On Fri, May 14, 2004 at 06:47:13PM +0200, Nils Philippsen wrote:
> On Fri, 2004-05-14 at 14:19, Axel Thimm wrote:
> > On Fri, May 14, 2004 at 01:37:45PM +0200, Nils Philippsen wrote:
> > > > Projects very near to Fedora Core (not "3rd party") like Fedora
> > > > Extras predecessor fedora.us, and fedoralegacy.org do require more
> > > > often to have common builds differentiating in the release built
> > > > against. So disttags are required.
> > > 
> > > Not necessarily. When discussing build systems, more than once the idea
> > > popped up that the maintainer shouldn't care about the release and that
> > > it would be autogenerated. These kind of build systems would be fed from
> > > a revision control system where you would put different distro-versions
> > > into different branches. How the build system generates release tags
> > > from that is a matter of discussion, but nothing the package maintainer
> > > should have to care for then.
> > 
> > Hm, I'd argue that the release tag is often quite important (the
> > buildid before the disttag), because it can be referred to from other
> > package in dependencies. E.g. when you move a file from one package to
> > another or have any special new releationship between packages than
> > need to Conflict/Require something based on the release tag.
> 
> You can always use the releasetag generated by the build system for
> this.

If it is coming from an SCM and is immediatly retrievable, it's OK. If
you had to wait for a rawhide build to see your release tag to use in
further dependencies that would be less useful.
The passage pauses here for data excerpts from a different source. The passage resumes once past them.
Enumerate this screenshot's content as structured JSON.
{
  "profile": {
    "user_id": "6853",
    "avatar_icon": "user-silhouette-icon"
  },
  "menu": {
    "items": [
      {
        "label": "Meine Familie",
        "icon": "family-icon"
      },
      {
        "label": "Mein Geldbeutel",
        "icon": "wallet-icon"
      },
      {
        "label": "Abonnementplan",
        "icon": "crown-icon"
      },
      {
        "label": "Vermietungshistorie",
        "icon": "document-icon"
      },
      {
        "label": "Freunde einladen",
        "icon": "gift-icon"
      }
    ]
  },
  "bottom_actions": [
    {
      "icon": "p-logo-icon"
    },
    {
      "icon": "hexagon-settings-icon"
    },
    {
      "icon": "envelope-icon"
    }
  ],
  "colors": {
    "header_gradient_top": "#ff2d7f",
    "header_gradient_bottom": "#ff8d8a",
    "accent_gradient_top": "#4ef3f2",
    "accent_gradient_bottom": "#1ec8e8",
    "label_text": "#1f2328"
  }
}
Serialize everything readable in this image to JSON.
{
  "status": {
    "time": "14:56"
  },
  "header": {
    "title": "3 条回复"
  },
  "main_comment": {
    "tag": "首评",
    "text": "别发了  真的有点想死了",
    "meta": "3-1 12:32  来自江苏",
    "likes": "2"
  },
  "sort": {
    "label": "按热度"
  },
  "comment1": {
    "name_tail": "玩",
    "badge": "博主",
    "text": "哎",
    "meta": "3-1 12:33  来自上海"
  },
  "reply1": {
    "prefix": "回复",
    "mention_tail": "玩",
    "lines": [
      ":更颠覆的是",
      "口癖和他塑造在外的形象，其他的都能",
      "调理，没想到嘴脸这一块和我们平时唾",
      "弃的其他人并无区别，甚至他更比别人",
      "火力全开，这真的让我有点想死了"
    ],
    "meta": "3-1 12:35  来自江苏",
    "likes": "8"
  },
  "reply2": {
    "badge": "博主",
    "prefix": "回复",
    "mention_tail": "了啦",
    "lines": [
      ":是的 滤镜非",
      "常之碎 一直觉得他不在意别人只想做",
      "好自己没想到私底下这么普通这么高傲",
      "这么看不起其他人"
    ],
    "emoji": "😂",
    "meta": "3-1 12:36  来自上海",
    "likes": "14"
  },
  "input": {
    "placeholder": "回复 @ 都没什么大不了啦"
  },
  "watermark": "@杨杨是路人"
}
> > That's another point where disttags are useful. If you fix your
> > package foo to foo-1.2.3-5.fc1 and foo-1.2.3-5.fc2, you can safely use
> > only
> > 
> > # foo up to 1.2.3-4 was buggy
> > Requires: foo >= 1.2.3-5
> > 
> > without mentining any disttags in the packages bar-6.7.8-9.fc1 and
> > bar-6.7.8-9.fc2, e.g. the disttag does not have to be mentioned in
> > dependencies. A scheme with manual coding of upgrade paths would
> > require different specfiles for bar-6.7.8-9.fc1 and bar-6.7.8-9.fc2 as
> > the dependencies would have to written differently.
> 
> Agreed, but this is only true in the special case where you use the same
> version/release across all dists.

That's exactly what disttags are good for. And it is not a too special
case outside of Red Hat. Almost all 3rd party repos support more than
one release and package the same upstream version/same patches
multiple times. The closest examples are fedora.us and
fedoralegacy. Both these projects and the rest of the repos would
benefit greatly from a canonical introduction of disttags.

And there is no drawback (aesthetics put aside, but we have already
lost the beauty price, so let's try for the technology award ;).